Why France Has Become an Attractive Option for Cryptocurrency Businesses
France has maintained relatively favorable tax rates, has a large talent pool from across Europe, and cultivates a strong sense of innovation in the Web3 space. But most importantly, France has been quick to adopt a clear set of regulations for the cryptocurrency sector, making it an attractive place for companies to set up shop compared to other jurisdictions, both in Europe and around the world. Even before the advent of the EU’s Markets in Crypto-Assets (MiCA) Regulation, which provides a clear set of rules for the cryptocurrency sector, France already had MiCA-style regulations in place. This made it an easy place for cryptocurrency companies to do business and subsequently comply with MiCA.
In contrast, other major jurisdictions, such as the US and the UK, have relatively unclear regulations. The US takes a “regulation by application” approach, where rules are often made on a whim, rather than being reflected in clear legislation. Unclear regulations mean that companies are unable to make sound long-term strategic decisions.
How elections threw a spanner in the works
The French elections saw a surge in support for the New Popular Front (NFP) coalition, which has since proposed some changes to how crypto is taxed in France, as part of their broader overhauls of the country’s wealth tax.
Capital gains on the sale of crypto assets would be subject to higher taxes under an NPF government, which has promised to add more tax brackets. Rates currently range from 0% to 45%, but the NPF proposes to add progressivity by creating additional brackets, with rates going up to 90%. In addition, the NPF also proposes to include cryptocurrencies in a potential wealth tax, with the rate escalating based on the value of the assets. But what is potentially most radical is the inclusion of an exit tax for cryptocurrencies. This could force people to pay taxes on unrealized gains from their cryptocurrencies, should they choose to leave the country.
It is of course the fundamental right of a country to determine the taxes best suited to provide the best quality of life for its citizens. However, the commercial reality is that if these new tax proposals are implemented into law, cryptocurrency businesses will likely consider jurisdictions other than France.
Does it really matter?
Despite its popularity, the NPF has not won a majority in Parliament, meaning that bills cannot be passed decisively. The situation is not helped by the infighting that exists within the party on many issues.

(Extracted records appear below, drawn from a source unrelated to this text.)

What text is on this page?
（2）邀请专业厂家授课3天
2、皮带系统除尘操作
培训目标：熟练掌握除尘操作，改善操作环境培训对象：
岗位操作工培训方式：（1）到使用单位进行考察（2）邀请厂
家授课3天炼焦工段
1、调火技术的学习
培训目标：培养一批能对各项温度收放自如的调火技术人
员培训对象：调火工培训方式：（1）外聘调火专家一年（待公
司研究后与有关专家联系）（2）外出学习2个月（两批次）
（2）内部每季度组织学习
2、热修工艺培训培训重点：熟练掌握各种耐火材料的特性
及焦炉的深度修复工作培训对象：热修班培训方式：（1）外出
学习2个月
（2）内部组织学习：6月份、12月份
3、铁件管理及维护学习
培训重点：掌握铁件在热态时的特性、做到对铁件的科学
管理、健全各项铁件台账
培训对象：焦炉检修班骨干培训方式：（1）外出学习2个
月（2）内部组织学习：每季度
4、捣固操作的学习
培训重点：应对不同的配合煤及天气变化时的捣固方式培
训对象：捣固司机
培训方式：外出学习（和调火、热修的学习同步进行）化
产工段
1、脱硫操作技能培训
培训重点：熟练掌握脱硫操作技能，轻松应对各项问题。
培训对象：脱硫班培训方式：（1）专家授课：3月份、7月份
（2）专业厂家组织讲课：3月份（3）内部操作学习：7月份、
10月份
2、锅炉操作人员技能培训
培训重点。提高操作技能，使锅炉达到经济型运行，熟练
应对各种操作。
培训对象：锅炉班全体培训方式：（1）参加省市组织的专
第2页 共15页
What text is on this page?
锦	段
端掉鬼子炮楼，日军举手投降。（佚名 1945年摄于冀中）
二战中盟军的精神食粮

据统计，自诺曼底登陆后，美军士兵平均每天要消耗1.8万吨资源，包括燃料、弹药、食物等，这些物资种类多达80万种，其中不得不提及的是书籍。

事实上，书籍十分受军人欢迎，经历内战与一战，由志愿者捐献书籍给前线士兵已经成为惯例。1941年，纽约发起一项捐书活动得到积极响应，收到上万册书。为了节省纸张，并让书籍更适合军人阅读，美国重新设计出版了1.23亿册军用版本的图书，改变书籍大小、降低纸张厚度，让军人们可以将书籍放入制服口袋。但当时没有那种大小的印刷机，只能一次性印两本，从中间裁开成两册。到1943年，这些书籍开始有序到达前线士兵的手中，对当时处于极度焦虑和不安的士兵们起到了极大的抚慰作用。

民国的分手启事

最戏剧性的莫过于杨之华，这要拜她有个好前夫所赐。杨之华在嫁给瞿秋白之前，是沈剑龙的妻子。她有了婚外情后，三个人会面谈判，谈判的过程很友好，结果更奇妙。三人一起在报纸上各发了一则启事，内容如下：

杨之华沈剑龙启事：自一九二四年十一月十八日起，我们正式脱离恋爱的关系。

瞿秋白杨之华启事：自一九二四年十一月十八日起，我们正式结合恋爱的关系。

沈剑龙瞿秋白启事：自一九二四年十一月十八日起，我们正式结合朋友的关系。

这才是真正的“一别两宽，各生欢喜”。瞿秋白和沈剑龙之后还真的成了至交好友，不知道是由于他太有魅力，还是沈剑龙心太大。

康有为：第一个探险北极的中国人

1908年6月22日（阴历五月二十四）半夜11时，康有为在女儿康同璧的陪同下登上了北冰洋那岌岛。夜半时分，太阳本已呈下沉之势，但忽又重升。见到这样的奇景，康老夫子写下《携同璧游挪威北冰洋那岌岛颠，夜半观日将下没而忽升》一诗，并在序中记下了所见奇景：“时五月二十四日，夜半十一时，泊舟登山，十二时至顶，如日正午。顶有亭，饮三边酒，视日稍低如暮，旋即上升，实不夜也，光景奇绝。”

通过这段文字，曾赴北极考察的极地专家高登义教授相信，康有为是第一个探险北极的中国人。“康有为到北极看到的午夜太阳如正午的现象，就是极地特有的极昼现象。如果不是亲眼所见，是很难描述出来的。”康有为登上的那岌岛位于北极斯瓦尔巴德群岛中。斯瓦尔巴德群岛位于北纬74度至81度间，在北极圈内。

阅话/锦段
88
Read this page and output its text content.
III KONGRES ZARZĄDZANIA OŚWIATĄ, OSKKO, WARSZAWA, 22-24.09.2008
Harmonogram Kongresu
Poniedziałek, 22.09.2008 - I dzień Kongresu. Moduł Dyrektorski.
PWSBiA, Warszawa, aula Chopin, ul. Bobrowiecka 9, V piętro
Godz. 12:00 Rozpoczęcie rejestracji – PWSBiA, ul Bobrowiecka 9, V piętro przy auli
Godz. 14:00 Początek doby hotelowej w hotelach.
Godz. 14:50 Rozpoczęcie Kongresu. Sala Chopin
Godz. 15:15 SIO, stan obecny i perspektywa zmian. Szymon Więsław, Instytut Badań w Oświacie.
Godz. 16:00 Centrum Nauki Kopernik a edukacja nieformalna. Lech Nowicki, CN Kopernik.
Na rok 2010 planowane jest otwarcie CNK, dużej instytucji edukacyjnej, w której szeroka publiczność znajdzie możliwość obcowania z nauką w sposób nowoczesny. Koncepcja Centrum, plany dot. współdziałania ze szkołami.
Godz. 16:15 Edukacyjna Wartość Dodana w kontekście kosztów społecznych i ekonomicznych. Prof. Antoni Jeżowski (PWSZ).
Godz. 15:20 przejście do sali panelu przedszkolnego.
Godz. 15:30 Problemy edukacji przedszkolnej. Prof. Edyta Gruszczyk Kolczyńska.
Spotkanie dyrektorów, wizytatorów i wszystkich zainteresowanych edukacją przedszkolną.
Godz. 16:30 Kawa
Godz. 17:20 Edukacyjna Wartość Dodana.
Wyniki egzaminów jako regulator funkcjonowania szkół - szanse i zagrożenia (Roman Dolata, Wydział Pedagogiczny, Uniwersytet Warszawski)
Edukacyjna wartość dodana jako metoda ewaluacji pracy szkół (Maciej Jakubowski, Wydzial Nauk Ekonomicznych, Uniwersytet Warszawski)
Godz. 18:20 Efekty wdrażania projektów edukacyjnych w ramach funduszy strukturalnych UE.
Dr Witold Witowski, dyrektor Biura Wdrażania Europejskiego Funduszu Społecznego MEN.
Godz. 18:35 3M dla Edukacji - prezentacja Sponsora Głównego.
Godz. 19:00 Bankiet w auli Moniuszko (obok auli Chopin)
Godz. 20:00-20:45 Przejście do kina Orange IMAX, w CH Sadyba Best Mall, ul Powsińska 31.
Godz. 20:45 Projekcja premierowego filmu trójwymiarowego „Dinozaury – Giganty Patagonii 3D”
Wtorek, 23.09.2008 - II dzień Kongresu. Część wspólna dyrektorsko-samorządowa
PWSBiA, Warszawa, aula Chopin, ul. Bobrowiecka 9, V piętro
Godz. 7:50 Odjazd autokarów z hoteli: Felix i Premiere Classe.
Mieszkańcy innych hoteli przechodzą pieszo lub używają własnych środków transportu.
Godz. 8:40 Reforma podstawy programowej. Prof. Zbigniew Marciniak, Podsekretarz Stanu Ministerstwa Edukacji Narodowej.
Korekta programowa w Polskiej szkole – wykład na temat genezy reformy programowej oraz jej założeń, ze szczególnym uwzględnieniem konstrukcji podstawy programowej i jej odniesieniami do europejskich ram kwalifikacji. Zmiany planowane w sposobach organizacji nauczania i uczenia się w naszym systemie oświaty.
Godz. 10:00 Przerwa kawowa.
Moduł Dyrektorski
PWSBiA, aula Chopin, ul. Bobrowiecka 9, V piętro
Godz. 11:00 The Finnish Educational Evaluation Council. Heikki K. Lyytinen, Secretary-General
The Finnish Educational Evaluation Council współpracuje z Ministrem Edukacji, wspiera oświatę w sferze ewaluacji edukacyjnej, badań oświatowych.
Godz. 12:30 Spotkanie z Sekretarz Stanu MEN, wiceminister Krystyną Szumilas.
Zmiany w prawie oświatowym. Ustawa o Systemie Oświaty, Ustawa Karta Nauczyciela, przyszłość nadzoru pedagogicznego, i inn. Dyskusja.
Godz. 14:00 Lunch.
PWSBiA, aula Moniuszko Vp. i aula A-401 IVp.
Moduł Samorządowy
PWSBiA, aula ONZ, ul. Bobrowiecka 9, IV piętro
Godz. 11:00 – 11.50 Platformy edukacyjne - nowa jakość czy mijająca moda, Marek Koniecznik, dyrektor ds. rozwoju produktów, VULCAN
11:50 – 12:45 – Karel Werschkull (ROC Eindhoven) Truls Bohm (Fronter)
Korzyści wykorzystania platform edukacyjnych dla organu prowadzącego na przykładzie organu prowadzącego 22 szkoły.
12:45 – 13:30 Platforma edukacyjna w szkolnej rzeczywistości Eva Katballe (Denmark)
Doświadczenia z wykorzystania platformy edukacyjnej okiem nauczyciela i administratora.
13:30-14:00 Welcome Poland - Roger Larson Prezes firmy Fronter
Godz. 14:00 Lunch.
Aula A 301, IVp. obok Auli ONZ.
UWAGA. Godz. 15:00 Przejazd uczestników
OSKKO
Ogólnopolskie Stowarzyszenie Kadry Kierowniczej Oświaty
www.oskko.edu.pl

Due to the lack of political direction within the French Parliament, there is no immediate concern about the impact of the aforementioned tax proposals on the cryptocurrency industry. While the taxes could potentially be offset by research and development credits, this represents an additional administrative burden.
However, France’s lack of policy coordination has longer-term consequences. European markets are implementing the latest updates to MiCA into their national legislation. Although France is currently ahead of most other countries, if infighting blocks MiCA implementation, other jurisdictions could become more attractive.
Looking Ahead: What Cryptocurrency Businesses Really Need
If calls for higher taxes grow in the country, France may no longer be the best place for cryptocurrency businesses. This is precisely why some companies have recently left France to set up in tax havens like the Netherlands or Ireland.
Beyond tax considerations, crypto companies want some certainty and clarity in regulation, especially regulation that balances consumer protection and innovation. For now, France seems to be achieving this. But with the growing divide between left and right, that sense of stability is less certain.
Cryptocurrency companies, like any other organization, make their decisions based on a number of factors. Tax rules, regulatory conditions, and talent pools are all important criteria to consider. So far, France has excelled in each of these categories. However, if it wants to maintain its leadership position in the cryptocurrency space, it will have to continue to maintain this delicate balance.